でも、CPAPは睡眠時の無呼吸を改善するだけではなく、実は高血圧も改善することができるのです。

CPAP治療を行うことによる最高血圧の変化

高森クリニックでは2019年に通院しているCPAP治療中の患者さんの血圧データが分析されました。
最高血圧は、CPAPのレンタル治療前時点では約145.3mmHgあったのが、CPAPのレンタル治療を開始してから1か月後では約132.9mmHg、3~6か月後では約127.8mmHgと、実に20mmHgも低くなりました。
患者さんの中には治療中の降圧薬が減ったという方もいたそうです。

なお、SASの患者さんでも血圧が正常な人の場合、最高血圧は、CPAPのレンタル治療前時点では約123.6mmHgあったのが、レンタル治療を開始してから1か月後では約122.9mmHg、3~6か月後では約120.6mmHgと、2mmHgぐらい低くなったそうです。

CPAP治療による降圧効果は薬物療法より優れている

スペインのMiguel-Angel Martinez-Garcia氏らによるHIPARCO試験では、SASと治療抵抗性高血圧を合併している患者を対象に12週間CPAP治療を受けた場合と薬物療法を受けた場合とで血圧の改善度合いに違いがあるかが検討されました。
その結果、CPAP療法のほうが薬物療法だけを受ける場合と比べ、24時間平均血圧や拡張期血圧が低下することや、夜間血圧パターンが改善されることが分かりました。
この試験の結果からも、治療抵抗性高血圧を合併している場合は、薬物療法よりもCPAP治療のほうが血圧を下げるのに有効であるといえますね。

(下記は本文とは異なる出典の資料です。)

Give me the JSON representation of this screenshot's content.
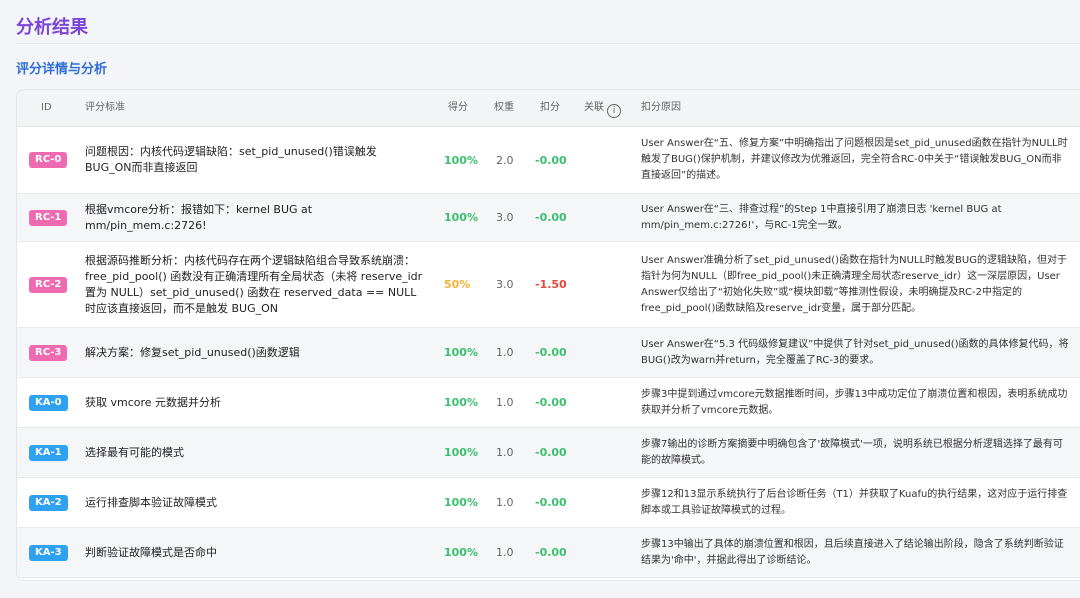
{
  "page": {
    "title": "分析结果",
    "section_title": "评分详情与分析"
  },
  "table": {
    "headers": {
      "id": "ID",
      "criterion": "评分标准",
      "score": "得分",
      "weight": "权重",
      "deduct": "扣分",
      "related": "关联",
      "reason": "扣分原因"
    },
    "rows": [
      {
        "id": "RC-0",
        "type": "rc",
        "criterion": "问题根因：内核代码逻辑缺陷：set_pid_unused()错误触发BUG_ON而非直接返回",
        "score": "100%",
        "weight": "2.0",
        "deduct": "-0.00",
        "reason": "User Answer在“五、修复方案”中明确指出了问题根因是set_pid_unused函数在指针为NULL时触发了BUG()保护机制，并建议修改为优雅返回，完全符合RC-0中关于“错误触发BUG_ON而非直接返回”的描述。"
      },
      {
        "id": "RC-1",
        "type": "rc",
        "criterion": "根据vmcore分析：报错如下：kernel BUG at mm/pin_mem.c:2726!",
        "score": "100%",
        "weight": "3.0",
        "deduct": "-0.00",
        "reason": "User Answer在“三、排查过程”的Step 1中直接引用了崩溃日志 'kernel BUG at mm/pin_mem.c:2726!'，与RC-1完全一致。"
      },
      {
        "id": "RC-2",
        "type": "rc",
        "criterion": "根据源码推断分析：内核代码存在两个逻辑缺陷组合导致系统崩溃：free_pid_pool() 函数没有正确清理所有全局状态（未将 reserve_idr 置为 NULL）set_pid_unused() 函数在 reserved_data == NULL 时应该直接返回，而不是触发 BUG_ON",
        "score": "50%",
        "weight": "3.0",
        "deduct": "-1.50",
        "reason": "User Answer准确分析了set_pid_unused()函数在指针为NULL时触发BUG的逻辑缺陷，但对于指针为何为NULL（即free_pid_pool()未正确清理全局状态reserve_idr）这一深层原因，User Answer仅给出了“初始化失败”或“模块卸载”等推测性假设，未明确提及RC-2中指定的free_pid_pool()函数缺陷及reserve_idr变量，属于部分匹配。"
      },
      {
        "id": "RC-3",
        "type": "rc",
        "criterion": "解决方案：修复set_pid_unused()函数逻辑",
        "score": "100%",
        "weight": "1.0",
        "deduct": "-0.00",
        "reason": "User Answer在“5.3 代码级修复建议”中提供了针对set_pid_unused()函数的具体修复代码，将BUG()改为warn并return，完全覆盖了RC-3的要求。"
      },
      {
        "id": "KA-0",
        "type": "ka",
        "criterion": "获取 vmcore 元数据并分析",
        "score": "100%",
        "weight": "1.0",
        "deduct": "-0.00",
        "reason": "步骤3中提到通过vmcore元数据推断时间，步骤13中成功定位了崩溃位置和根因，表明系统成功获取并分析了vmcore元数据。"
      },
      {
        "id": "KA-1",
        "type": "ka",
        "criterion": "选择最有可能的模式",
        "score": "100%",
        "weight": "1.0",
        "deduct": "-0.00",
        "reason": "步骤7输出的诊断方案摘要中明确包含了'故障模式'一项，说明系统已根据分析逻辑选择了最有可能的故障模式。"
      },
      {
        "id": "KA-2",
        "type": "ka",
        "criterion": "运行排查脚本验证故障模式",
        "score": "100%",
        "weight": "1.0",
        "deduct": "-0.00",
        "reason": "步骤12和13显示系统执行了后台诊断任务（T1）并获取了Kuafu的执行结果，这对应于运行排查脚本或工具验证故障模式的过程。"
      },
      {
        "id": "KA-3",
        "type": "ka",
        "criterion": "判断验证故障模式是否命中",
        "score": "100%",
        "weight": "1.0",
        "deduct": "-0.00",
        "reason": "步骤13中输出了具体的崩溃位置和根因，且后续直接进入了结论输出阶段，隐含了系统判断验证结果为'命中'，并据此得出了诊断结论。"
      }
    ]
  },
  "colors": {
    "title": "#7b46d6",
    "section": "#2f6fd6",
    "rc_badge": "#ee6bb2",
    "ka_badge": "#2ea2f0",
    "score_full": "#3cbf6e",
    "score_half": "#f2b233",
    "deduct_neg": "#e5483e"
  },
  "icons": {
    "related_info": "info-circle-icon"
  }
}
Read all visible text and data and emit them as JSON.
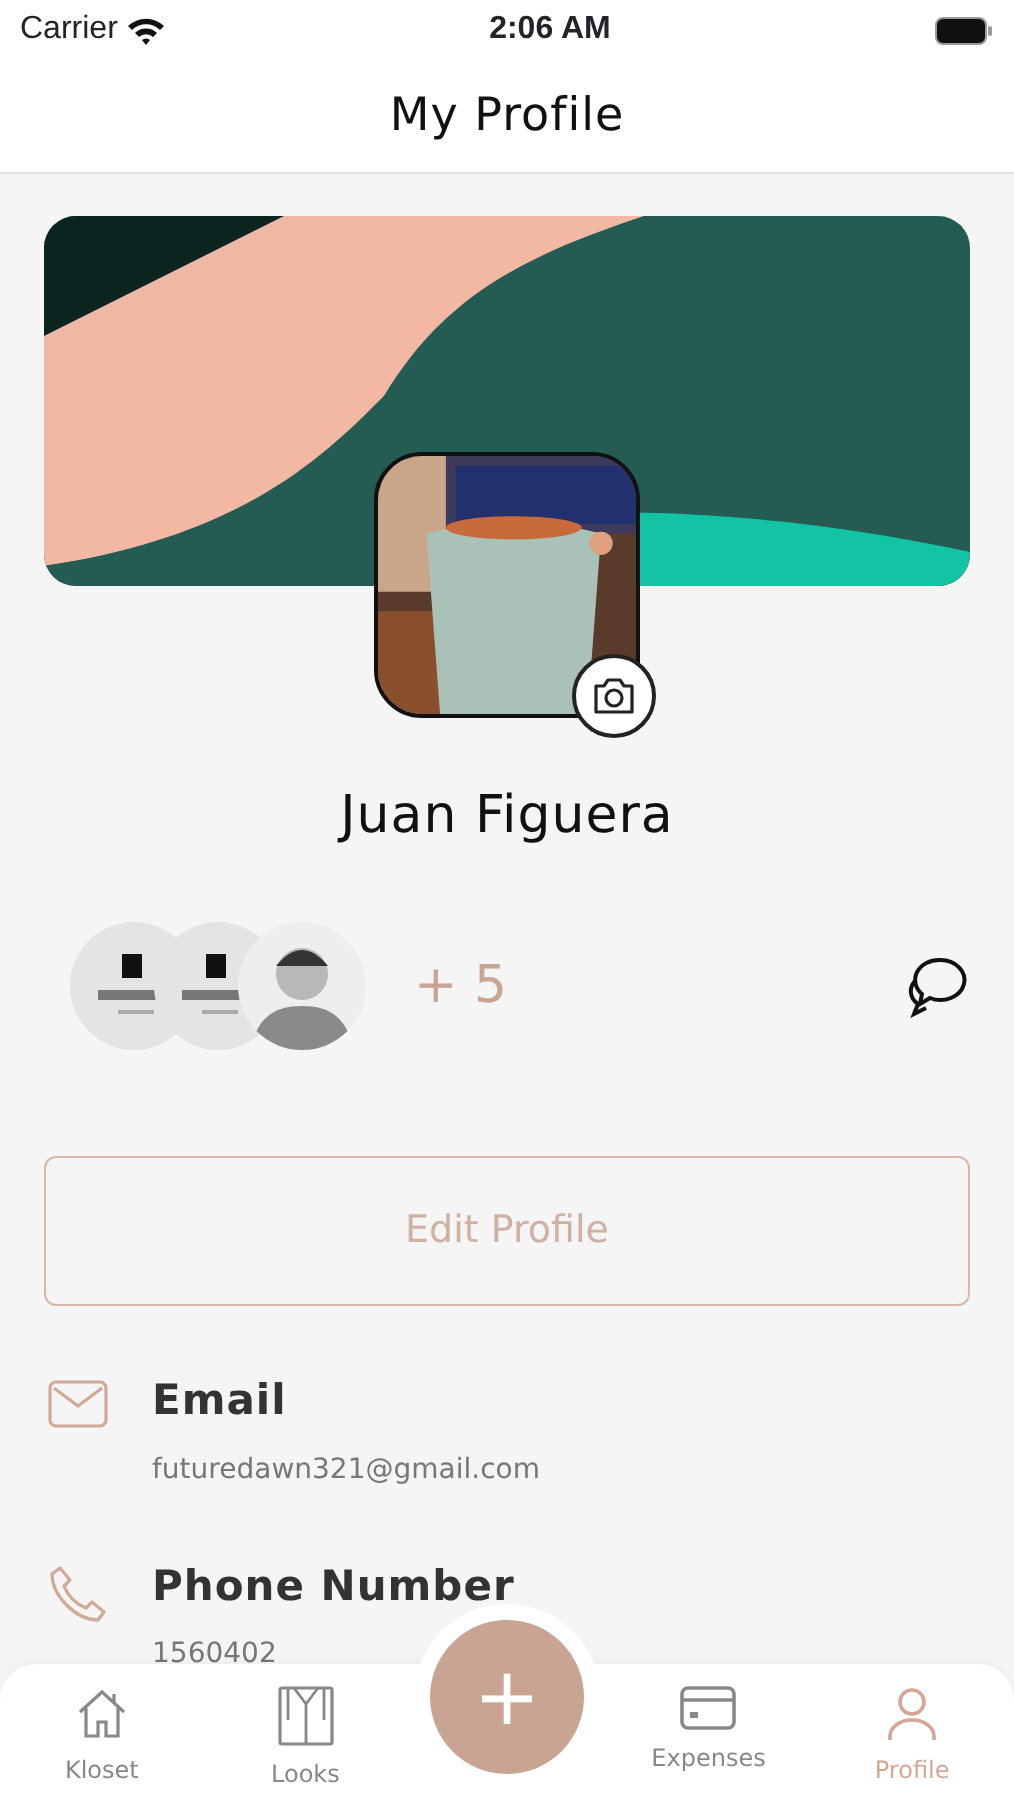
{
  "status_bar": {
    "carrier": "Carrier",
    "time": "2:06 AM"
  },
  "header": {
    "title": "My Profile"
  },
  "profile": {
    "name": "Juan Figuera"
  },
  "friends": {
    "avatars": [
      {
        "kind": "logo"
      },
      {
        "kind": "logo"
      },
      {
        "kind": "person"
      }
    ],
    "more": "+ 5"
  },
  "edit_button": "Edit Profile",
  "details": [
    {
      "kind": "email",
      "label": "Email",
      "value": "futuredawn321@gmail.com"
    },
    {
      "kind": "phone",
      "label": "Phone Number",
      "value": "1560402"
    }
  ],
  "tabs": [
    {
      "kind": "home",
      "label": "Kloset",
      "selected": false
    },
    {
      "kind": "shirt",
      "label": "Looks",
      "selected": false
    },
    {
      "kind": "card",
      "label": "Expenses",
      "selected": false
    },
    {
      "kind": "person",
      "label": "Profile",
      "selected": true
    }
  ],
  "fab": "+"
}
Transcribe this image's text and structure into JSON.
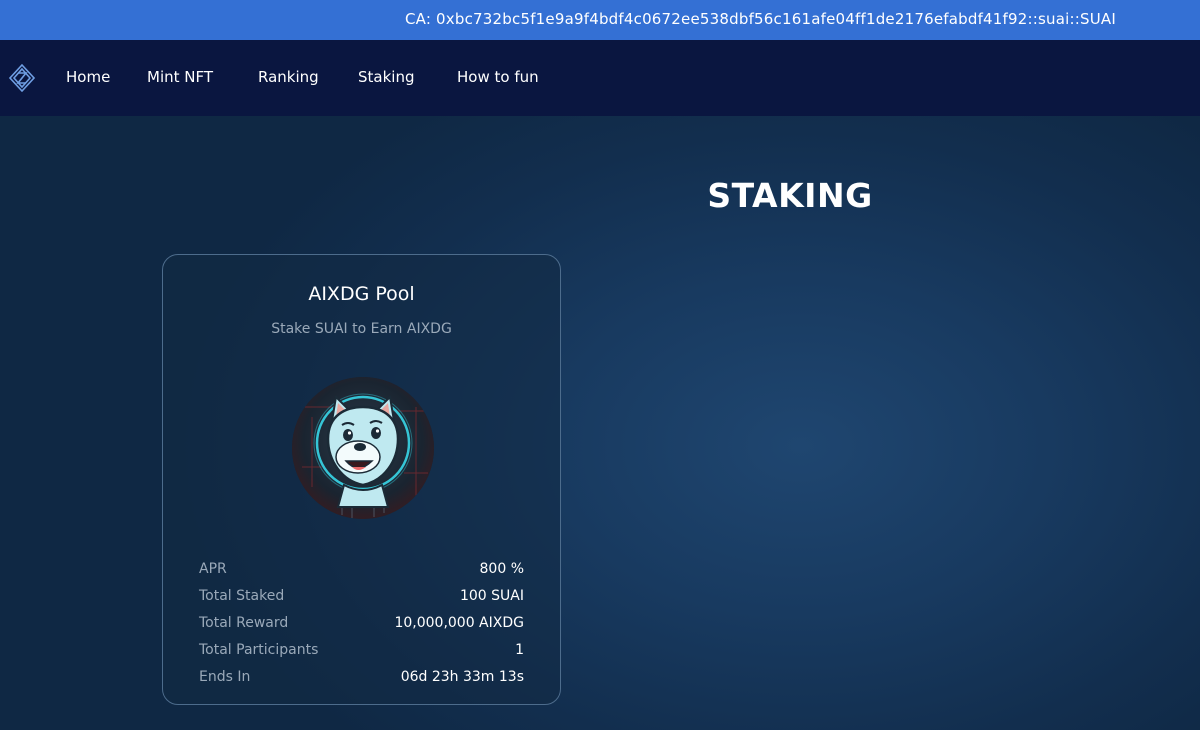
{
  "topbar": {
    "contract_address": "CA: 0xbc732bc5f1e9a9f4bdf4c0672ee538dbf56c161afe04ff1de2176efabdf41f92::suai::SUAI"
  },
  "nav": {
    "items": [
      {
        "label": "Home"
      },
      {
        "label": "Mint NFT"
      },
      {
        "label": "Ranking"
      },
      {
        "label": "Staking"
      },
      {
        "label": "How to fun"
      }
    ]
  },
  "page": {
    "title": "STAKING"
  },
  "pool": {
    "name": "AIXDG Pool",
    "subtitle": "Stake SUAI to Earn AIXDG",
    "stats": [
      {
        "label": "APR",
        "value": "800 %"
      },
      {
        "label": "Total Staked",
        "value": "100 SUAI"
      },
      {
        "label": "Total Reward",
        "value": "10,000,000 AIXDG"
      },
      {
        "label": "Total Participants",
        "value": "1"
      },
      {
        "label": "Ends In",
        "value": "06d 23h 33m 13s"
      }
    ]
  },
  "colors": {
    "topbar": "#3470d4",
    "navbar": "#0a1640",
    "background": "#183a60",
    "accent_cyan": "#38d6e8"
  }
}
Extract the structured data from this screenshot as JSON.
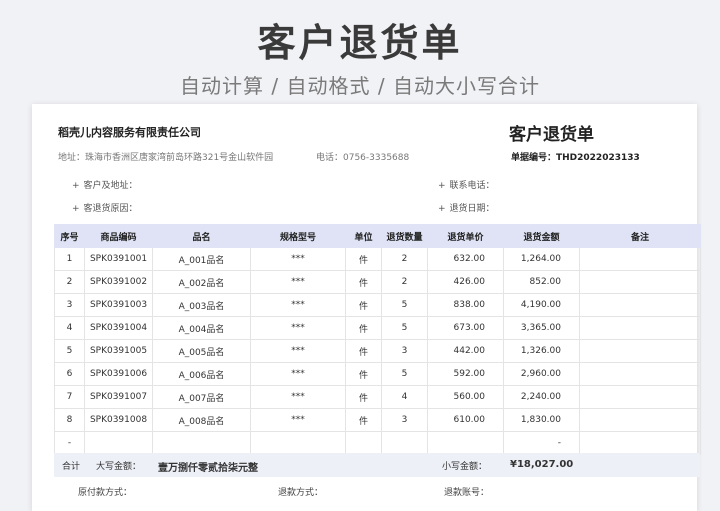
{
  "hero": {
    "title": "客户退货单",
    "subtitle": "自动计算 / 自动格式 / 自动大小写合计"
  },
  "header": {
    "company": "稻壳儿内容服务有限责任公司",
    "address": "地址：珠海市香洲区唐家湾前岛环路321号金山软件园",
    "phone": "电话：0756-3335688",
    "doc_title": "客户退货单",
    "doc_no": "单据编号：THD2022023133"
  },
  "fields": {
    "customer": "客户及地址：",
    "reason": "客退货原因：",
    "contact": "联系电话：",
    "date": "退货日期："
  },
  "table": {
    "headers": [
      "序号",
      "商品编码",
      "品名",
      "规格型号",
      "单位",
      "退货数量",
      "退货单价",
      "退货金额",
      "备注"
    ],
    "rows": [
      [
        "1",
        "SPK0391001",
        "A_001品名",
        "***",
        "件",
        "2",
        "632.00",
        "1,264.00",
        ""
      ],
      [
        "2",
        "SPK0391002",
        "A_002品名",
        "***",
        "件",
        "2",
        "426.00",
        "852.00",
        ""
      ],
      [
        "3",
        "SPK0391003",
        "A_003品名",
        "***",
        "件",
        "5",
        "838.00",
        "4,190.00",
        ""
      ],
      [
        "4",
        "SPK0391004",
        "A_004品名",
        "***",
        "件",
        "5",
        "673.00",
        "3,365.00",
        ""
      ],
      [
        "5",
        "SPK0391005",
        "A_005品名",
        "***",
        "件",
        "3",
        "442.00",
        "1,326.00",
        ""
      ],
      [
        "6",
        "SPK0391006",
        "A_006品名",
        "***",
        "件",
        "5",
        "592.00",
        "2,960.00",
        ""
      ],
      [
        "7",
        "SPK0391007",
        "A_007品名",
        "***",
        "件",
        "4",
        "560.00",
        "2,240.00",
        ""
      ],
      [
        "8",
        "SPK0391008",
        "A_008品名",
        "***",
        "件",
        "3",
        "610.00",
        "1,830.00",
        ""
      ],
      [
        "-",
        "",
        "",
        "",
        "",
        "",
        "",
        "-",
        ""
      ]
    ]
  },
  "totals": {
    "label": "合计",
    "upper_label": "大写金额：",
    "upper_value": "壹万捌仟零贰拾柒元整",
    "lower_label": "小写金额：",
    "lower_value": "¥18,027.00"
  },
  "payment": {
    "original": "原付款方式：",
    "refund_method": "退款方式：",
    "refund_account": "退款账号："
  },
  "colors": {
    "header_bg": "#dfe3f5",
    "total_bg": "#eef0f8"
  }
}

CPAPが血圧を下げる効果を持たない場合はあるのか?

ただし、SASで高血圧を合併している患者さんなら、誰でもCPAPで血圧を下げることができるというわけではありません。
それは、日中に眠気を感じにくいSASの患者さんや、軽症・中等症のSASの患者さんの場合です。
こういった場合は、マウスピースのほうが降圧効果があると認められているそうです。

まとめ

特に重度のSASの患者さんや、高血圧を合併しているSASの患者さんにおいて、CPAPは血圧を下げる働きがあります。
CPAP治療を開始してから1か月時点でも降圧効果は出ているから、すごいですよね。

高血圧は心臓病や脳卒中など深刻な病気を引き起こしやすいです。
CPAP治療を行うことで、健康に生きていきましょう!

文献
高森クリニック (2019). 睡眠時無呼吸症候群と高血圧 Retrieved from http://www.takamori-clinic.com/sleep.html (2019年2月21日)
Martínez-García MA et al. (2013). Effect of CPAP on blood pressure in patients with obstructive sleep apnea and resistant hypertension: the HIPARCO randomized clinical trial. JAMA. 310, 2407-15.